I'm currently more busy with focusing on dating, like you are focusing on going out more, and now I have this chit come up when I sleep.
But it feels so good to finally coming out of my 'slumber' of not being interested in dating that I am adamant to get through it.
I hope you will go out! I can wholeheartedly understand that can be freaky as well. I need to go out more too. The comfort-zone can get so darned comfy! laugh


By going out more, I mean meeting men and possibly dating... just didn't want to say that, haha.

And yes, the comfort-zone gets a little too comfy laugh

Here's to the both of us having the courage to leave that dang comfort-zone and go have some fun! drinker

Now that's funny, haha. Also how we're busy with the exact same thing. And yup, I drink to that too!!
drinker

SparklingCrystal 💖💎's photo
Tue 11/26/19 11:35 AM

It may sound funny, but most of my friends, people I can trust, are online friends. It is a matter of trust, and having people close to me, as in physically, is still a wee bit of a threat. Working on it though.

I'm in a very similar situation for different reasons. I don't resonate with the people in this area to the level of being close friends with them. That's not me, I've spoken to a number of other people from my area who live here and experience the exact same thing.
Now some of these are married so then you always have each other, one friend moved back to our area because she was fed up with the people here so I lost a real nice friend. Another friend I fell out with because her husband wasn't happy she spent time with me, and that was the end of it.

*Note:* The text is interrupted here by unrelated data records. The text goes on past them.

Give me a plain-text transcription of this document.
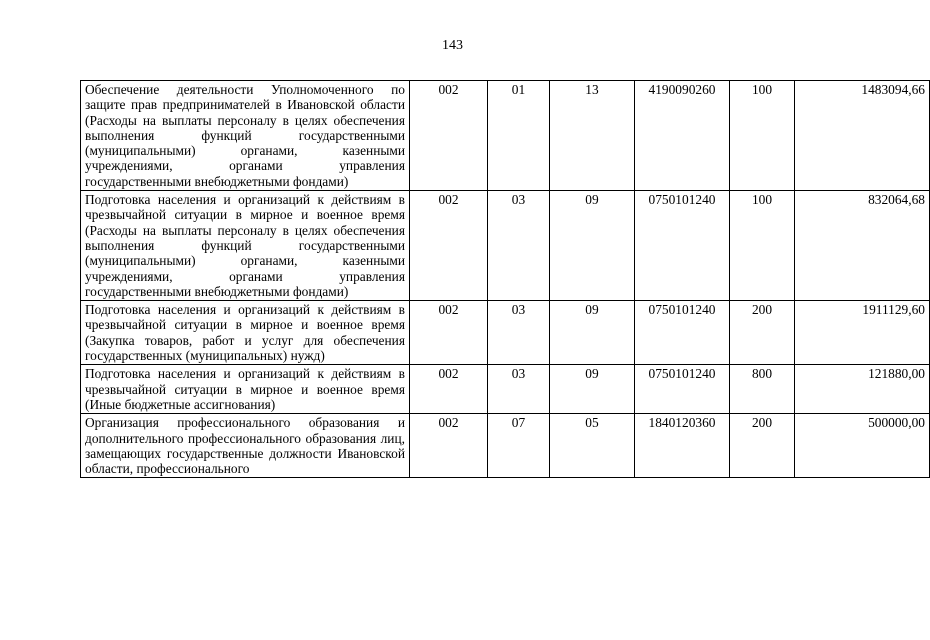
143
Обеспечение деятельности Уполномоченного по защите прав предпринимателей в Ивановской области (Расходы на выплаты персоналу в целях обеспечения выполнения функций государственными (муниципальными) органами, казенными учреждениями, органами управления государственными внебюджетными фондами)	002	01	13	4190090260	100	1483094,66
Подготовка населения и организаций к действиям в чрезвычайной ситуации в мирное и военное время (Расходы на выплаты персоналу в целях обеспечения выполнения функций государственными (муниципальными) органами, казенными учреждениями, органами управления государственными внебюджетными фондами)	002	03	09	0750101240	100	832064,68
Подготовка населения и организаций к действиям в чрезвычайной ситуации в мирное и военное время (Закупка товаров, работ и услуг для обеспечения государственных (муниципальных) нужд)	002	03	09	0750101240	200	1911129,60
Подготовка населения и организаций к действиям в чрезвычайной ситуации в мирное и военное время (Иные бюджетные ассигнования)	002	03	09	0750101240	800	121880,00
Организация профессионального образования и дополнительного профессионального образования лиц, замещающих государственные должности Ивановской области, профессионального	002	07	05	1840120360	200	500000,00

She lives 4 doors down the street, so it creates awkward moments.
Currently I have no friends here at all anymore so apart from family I also rely on the online for contact and support and so on.
It is peculiar as I have experienced a similar scenario when I was still married, living in an area where I didn't resonate with the people and others who were from my province also moving back there. I guess there's a lesson in it.

SparklingCrystal 💖💎's photo
Tue 11/26/19 11:39 AM

Well theres always a first. Nobody gives me online support. I have no friends here. So go figure

You don't necessarily need to have friends here to get support. I cannot recall the occasion but if memory serves you did get support here at least once. It's also not necessarily support, but simple things that mean a lot like me now replying, other people replying to your posts, or getting your birthday topic -provided ppl know it or you tell it- and so on.